Coccossis, H., Mexa, A., Collovini, A., Parpairis, A., Architecte, Konstandoglou, M. (2001). Définir, mesurer et évaluer la capacité de charge dans les destinations touristiques européennes. Rapport Final. Laboratoire de Planification Environnementale, Laboratoire de l’Université de l’Égée, Grèce.

Commissariat général au développement durable (2011) Guide d’accompagnement des territoires pour l’analyse de leur vulnérabilité socio-économique au changement climatique, Études & Documents.

Delaplace, M., Kadri, B., Levet-Labry, E., Safaa, L. (2018) Risques, résilience et pérennité des destinations touristiques : une introduction, Études caribéennes.

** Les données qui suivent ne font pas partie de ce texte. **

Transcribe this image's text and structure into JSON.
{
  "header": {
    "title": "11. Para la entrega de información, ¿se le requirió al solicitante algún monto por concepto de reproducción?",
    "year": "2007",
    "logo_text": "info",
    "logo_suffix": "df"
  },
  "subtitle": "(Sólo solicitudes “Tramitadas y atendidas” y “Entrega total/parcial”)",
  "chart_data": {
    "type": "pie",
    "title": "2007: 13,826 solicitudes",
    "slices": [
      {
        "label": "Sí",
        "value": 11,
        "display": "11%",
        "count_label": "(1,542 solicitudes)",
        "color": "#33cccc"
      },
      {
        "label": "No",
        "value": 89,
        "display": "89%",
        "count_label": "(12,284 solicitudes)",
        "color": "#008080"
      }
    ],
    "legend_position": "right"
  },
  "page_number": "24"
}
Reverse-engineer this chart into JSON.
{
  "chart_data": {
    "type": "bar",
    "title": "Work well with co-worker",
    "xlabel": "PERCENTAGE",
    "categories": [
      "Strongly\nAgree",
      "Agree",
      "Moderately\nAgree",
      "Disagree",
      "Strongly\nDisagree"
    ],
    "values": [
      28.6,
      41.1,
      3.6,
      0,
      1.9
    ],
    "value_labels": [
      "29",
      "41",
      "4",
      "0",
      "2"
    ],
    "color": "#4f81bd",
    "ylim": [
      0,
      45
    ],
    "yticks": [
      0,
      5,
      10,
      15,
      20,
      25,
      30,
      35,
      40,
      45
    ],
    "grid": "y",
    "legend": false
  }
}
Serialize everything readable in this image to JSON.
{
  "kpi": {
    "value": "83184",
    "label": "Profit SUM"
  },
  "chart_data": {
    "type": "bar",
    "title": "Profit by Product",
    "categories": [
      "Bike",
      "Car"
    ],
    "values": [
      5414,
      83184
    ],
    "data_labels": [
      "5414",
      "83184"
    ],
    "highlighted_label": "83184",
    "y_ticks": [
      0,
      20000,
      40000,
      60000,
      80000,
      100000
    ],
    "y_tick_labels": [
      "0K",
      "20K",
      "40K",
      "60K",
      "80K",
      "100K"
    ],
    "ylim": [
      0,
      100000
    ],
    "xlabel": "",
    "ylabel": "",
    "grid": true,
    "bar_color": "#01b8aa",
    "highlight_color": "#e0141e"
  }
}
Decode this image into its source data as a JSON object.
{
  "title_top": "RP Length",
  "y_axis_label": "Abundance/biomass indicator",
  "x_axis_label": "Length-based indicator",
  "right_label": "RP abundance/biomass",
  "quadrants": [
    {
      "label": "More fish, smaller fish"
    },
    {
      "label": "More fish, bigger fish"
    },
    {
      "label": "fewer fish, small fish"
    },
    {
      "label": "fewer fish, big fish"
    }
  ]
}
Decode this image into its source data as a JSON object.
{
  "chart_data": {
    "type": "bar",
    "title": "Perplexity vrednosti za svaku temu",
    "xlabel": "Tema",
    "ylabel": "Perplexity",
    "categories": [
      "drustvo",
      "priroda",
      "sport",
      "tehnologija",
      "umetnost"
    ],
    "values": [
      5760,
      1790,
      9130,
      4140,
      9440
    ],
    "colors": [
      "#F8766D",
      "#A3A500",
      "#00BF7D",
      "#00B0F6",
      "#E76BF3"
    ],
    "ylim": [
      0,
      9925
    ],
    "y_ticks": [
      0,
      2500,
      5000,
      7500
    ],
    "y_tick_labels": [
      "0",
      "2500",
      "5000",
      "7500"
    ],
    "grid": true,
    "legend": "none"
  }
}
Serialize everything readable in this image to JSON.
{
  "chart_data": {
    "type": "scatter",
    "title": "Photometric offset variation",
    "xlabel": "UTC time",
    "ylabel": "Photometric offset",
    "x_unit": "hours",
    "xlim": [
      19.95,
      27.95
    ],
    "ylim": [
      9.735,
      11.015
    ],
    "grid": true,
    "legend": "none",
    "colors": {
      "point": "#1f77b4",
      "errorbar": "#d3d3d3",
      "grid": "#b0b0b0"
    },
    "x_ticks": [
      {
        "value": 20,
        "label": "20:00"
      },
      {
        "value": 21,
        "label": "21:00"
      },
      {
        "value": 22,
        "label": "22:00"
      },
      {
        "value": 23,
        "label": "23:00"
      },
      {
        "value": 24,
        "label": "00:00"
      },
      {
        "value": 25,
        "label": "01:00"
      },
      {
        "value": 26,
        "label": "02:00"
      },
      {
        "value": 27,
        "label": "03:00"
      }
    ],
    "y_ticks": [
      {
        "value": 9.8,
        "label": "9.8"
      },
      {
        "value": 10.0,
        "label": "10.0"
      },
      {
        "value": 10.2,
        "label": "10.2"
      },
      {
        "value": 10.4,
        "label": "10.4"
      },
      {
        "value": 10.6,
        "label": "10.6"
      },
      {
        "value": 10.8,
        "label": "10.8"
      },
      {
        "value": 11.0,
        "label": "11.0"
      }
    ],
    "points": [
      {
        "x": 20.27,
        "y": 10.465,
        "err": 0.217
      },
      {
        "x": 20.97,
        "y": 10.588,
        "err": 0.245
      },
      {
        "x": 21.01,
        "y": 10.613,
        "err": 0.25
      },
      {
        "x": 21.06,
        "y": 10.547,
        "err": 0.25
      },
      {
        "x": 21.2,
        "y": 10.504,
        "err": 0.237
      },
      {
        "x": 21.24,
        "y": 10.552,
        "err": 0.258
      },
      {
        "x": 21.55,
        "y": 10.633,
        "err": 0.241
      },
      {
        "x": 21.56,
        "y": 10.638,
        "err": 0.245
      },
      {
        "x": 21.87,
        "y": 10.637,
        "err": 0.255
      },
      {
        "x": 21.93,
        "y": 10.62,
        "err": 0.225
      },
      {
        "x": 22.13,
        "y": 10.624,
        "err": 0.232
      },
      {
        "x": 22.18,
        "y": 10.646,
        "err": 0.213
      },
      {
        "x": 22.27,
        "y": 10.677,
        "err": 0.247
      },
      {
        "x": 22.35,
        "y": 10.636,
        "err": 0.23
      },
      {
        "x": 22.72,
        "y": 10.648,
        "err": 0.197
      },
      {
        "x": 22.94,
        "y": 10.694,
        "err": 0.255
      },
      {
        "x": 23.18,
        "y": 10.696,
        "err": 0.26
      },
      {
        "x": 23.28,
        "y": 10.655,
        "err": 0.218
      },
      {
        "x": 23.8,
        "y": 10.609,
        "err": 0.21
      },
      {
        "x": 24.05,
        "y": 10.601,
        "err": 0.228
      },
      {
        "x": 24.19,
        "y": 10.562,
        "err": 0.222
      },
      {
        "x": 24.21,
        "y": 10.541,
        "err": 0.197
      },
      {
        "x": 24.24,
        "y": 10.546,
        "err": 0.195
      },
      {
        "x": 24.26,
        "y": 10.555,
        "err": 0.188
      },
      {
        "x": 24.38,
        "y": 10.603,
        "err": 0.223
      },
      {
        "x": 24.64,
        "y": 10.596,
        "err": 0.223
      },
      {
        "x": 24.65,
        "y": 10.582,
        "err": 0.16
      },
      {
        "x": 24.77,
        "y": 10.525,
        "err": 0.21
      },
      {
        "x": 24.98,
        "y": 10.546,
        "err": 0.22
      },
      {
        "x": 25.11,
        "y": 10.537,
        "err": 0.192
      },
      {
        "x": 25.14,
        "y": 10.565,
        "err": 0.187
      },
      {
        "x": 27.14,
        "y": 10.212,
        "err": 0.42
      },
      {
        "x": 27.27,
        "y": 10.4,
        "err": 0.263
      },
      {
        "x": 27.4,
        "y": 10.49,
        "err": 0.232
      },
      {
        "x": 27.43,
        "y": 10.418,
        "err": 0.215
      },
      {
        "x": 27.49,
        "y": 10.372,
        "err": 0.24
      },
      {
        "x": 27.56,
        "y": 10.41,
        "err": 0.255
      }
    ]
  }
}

Jacquet, S. (2011). Management de la performance des concepts aux outils. Centre de Ressources en Économie Gestion.

Haut Conseil pour le Climat (HCC), 2021, Renforcer l’atténuation, engager l’adaptation.

Organisation de coopération et de développement économique (1993). Monographies sur l’environnement n°83. Corps central d’indicateurs de l’OCDE pour les examens des performances environnementales. Rapport de synthèse du groupe sur l’Etat de l’Environnement.

Raworth, K. (2018). La théorie du donut. L’économie de demain en 7 principes, Paris, Plon.

 

Cet article a été publié sur le Finance&Gestion 407.

 

Conseil : développer des indicateurs de capacité de charge touristique
  • Niveau de stress hydrique saisonnier
  • Seuil de performance énergétique touristique
  • Perte de la biodiversité due au tourisme
  • Pic de pollution impactant l’attractivité
  • Empreinte carbone de la destination.
Points à retenir
  • Secteur dépendant de la nature et vulnérable au changement climatique
  • Vision imparfaite de la performance tournée vers l’économie
  • Identifier un seuil d’intensité environnementale pour fixer un cap au OT
  • Intégrer les risques et aléas pour plus de résilience.